Teaching and Textbooks. What we teach is often based more on the convenience of what is available in textbooks than on consideration of what students should learn. What's more, textbooks are designed to maximize sales, not to prepare students for research in new and undefined fields. Again, it is for us to choose what we teach. We are free to ignore the textbooks and to introduce material that prepares students for new problems. We can also use the Web to trade good ideas for free.
The Academic Social System. We ought to become more welcoming to new faces. Chemistry needs smart young people, even if—especially if!—they come from less familiar backgrounds than ours and bring unexpected points of view.
We might also consider our undergraduates, whom we tend to treat as little colleagues and encourage them to create their own curricula. They do so, but with a sensible eye to minimizing the workload and seldom by volunteering to take the most demanding subjects. They might benefit-as might chemistry and society-if we asked them to do more. It is not a criticism of students to say that they may have to be coerced into working; after all, we write proposals because we have to, not because we want to.
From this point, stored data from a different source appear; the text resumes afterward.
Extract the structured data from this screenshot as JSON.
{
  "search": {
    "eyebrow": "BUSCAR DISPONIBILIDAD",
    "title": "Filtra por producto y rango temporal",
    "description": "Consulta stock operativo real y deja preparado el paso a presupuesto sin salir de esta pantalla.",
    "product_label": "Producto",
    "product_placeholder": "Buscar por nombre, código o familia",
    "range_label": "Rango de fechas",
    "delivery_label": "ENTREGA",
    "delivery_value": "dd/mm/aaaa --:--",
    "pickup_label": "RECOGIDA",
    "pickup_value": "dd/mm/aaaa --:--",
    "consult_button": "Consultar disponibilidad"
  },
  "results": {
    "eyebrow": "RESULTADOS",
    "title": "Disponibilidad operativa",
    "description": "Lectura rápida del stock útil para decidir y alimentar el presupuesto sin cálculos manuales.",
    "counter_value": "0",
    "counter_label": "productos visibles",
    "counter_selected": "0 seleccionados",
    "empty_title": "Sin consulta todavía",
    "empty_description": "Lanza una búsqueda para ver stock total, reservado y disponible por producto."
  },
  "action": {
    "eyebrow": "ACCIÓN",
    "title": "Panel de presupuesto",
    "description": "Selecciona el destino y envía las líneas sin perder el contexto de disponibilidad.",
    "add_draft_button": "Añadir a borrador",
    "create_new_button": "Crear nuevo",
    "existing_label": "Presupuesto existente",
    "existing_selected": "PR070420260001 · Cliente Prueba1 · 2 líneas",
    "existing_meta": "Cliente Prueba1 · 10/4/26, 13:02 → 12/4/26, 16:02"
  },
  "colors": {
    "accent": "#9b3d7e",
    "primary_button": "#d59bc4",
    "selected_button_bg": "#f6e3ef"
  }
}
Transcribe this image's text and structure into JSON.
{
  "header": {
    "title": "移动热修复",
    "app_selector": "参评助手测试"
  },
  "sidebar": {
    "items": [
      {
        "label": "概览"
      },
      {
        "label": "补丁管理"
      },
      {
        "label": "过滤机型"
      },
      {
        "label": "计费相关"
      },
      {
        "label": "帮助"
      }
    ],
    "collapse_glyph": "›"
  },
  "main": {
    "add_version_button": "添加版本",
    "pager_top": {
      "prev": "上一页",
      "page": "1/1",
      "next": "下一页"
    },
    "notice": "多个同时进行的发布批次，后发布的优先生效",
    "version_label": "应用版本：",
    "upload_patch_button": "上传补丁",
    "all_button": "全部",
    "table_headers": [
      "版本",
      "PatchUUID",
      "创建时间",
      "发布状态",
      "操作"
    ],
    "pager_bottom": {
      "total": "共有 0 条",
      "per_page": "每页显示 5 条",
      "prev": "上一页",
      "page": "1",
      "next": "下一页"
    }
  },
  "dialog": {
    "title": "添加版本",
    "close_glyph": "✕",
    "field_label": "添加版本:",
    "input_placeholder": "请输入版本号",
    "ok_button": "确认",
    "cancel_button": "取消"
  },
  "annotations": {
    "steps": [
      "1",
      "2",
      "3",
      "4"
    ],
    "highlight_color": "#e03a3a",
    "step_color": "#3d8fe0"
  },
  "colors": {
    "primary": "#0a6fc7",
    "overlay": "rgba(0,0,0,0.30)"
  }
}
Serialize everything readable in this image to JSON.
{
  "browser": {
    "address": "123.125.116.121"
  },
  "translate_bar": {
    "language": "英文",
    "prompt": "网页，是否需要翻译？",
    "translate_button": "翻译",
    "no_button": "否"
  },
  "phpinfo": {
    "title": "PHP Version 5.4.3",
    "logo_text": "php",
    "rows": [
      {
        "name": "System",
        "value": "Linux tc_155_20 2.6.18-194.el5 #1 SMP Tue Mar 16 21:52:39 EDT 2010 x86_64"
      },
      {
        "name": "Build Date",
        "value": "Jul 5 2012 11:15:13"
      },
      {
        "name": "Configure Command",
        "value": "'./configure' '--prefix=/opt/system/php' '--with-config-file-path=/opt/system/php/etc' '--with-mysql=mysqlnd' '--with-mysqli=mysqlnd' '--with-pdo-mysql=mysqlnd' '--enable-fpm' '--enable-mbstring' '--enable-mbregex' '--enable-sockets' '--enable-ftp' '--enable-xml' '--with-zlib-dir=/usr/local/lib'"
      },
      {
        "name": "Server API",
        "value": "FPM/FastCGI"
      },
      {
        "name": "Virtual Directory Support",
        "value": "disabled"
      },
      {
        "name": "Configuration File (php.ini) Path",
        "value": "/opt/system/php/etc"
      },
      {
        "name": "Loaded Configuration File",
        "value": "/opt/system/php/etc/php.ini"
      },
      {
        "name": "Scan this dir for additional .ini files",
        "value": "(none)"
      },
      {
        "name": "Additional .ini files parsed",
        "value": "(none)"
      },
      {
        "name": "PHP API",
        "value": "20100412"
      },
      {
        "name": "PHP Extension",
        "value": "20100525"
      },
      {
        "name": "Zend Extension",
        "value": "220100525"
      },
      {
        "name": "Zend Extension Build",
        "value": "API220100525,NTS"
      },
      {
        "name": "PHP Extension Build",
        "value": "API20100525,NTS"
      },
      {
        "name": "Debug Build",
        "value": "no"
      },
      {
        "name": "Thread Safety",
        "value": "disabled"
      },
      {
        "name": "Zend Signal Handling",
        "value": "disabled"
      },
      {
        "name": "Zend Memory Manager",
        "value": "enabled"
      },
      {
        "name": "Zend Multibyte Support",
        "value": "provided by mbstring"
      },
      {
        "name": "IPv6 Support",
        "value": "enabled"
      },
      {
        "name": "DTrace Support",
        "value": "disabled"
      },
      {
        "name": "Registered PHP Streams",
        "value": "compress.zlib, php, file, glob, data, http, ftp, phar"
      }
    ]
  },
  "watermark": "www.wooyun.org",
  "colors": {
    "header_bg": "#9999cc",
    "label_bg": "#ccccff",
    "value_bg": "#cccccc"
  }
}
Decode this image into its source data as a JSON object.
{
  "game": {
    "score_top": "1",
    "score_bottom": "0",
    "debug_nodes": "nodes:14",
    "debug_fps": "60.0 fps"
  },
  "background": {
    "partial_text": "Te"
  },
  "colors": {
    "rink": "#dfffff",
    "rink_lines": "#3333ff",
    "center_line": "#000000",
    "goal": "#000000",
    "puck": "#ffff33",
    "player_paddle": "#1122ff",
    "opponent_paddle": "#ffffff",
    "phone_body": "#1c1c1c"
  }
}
Finally, we might wonder at our inconsistency in thinking of graduate students, who are certainly more advanced than undergraduates, as inexperienced beginners who can learn best by working on our ideas. We might instead consider that they are younger, smarter, less bureaucratically encumbered, and more energetic versions of ourselves, and best able to learn by working on questions that turn them on, even if we might not be able to answer them or even understand them!
CODA. We are at a wonderful time for chemistry. It is, I believe, in the position of physics in the 1910s, just before quantum mechanics made the world impossibly strange, or biology in the 1950s, just before the double helix obliterated the old biology.
Of course, chance and opportunity favor the prepared mind. And there is a tempo to revolutions. Miss the timing, and it is you who are up against the wall. Science and society will take on these big questions and others. Chemists are the natural leaders for much of the research that needs to be done. But physicists can learn molecular detail, and biologists can learn differential equations. If we do not wish to work on these problems, others certainly do. If it is not our revolution, it will be someone else's.
My colleagues and I are deeply honored by this award.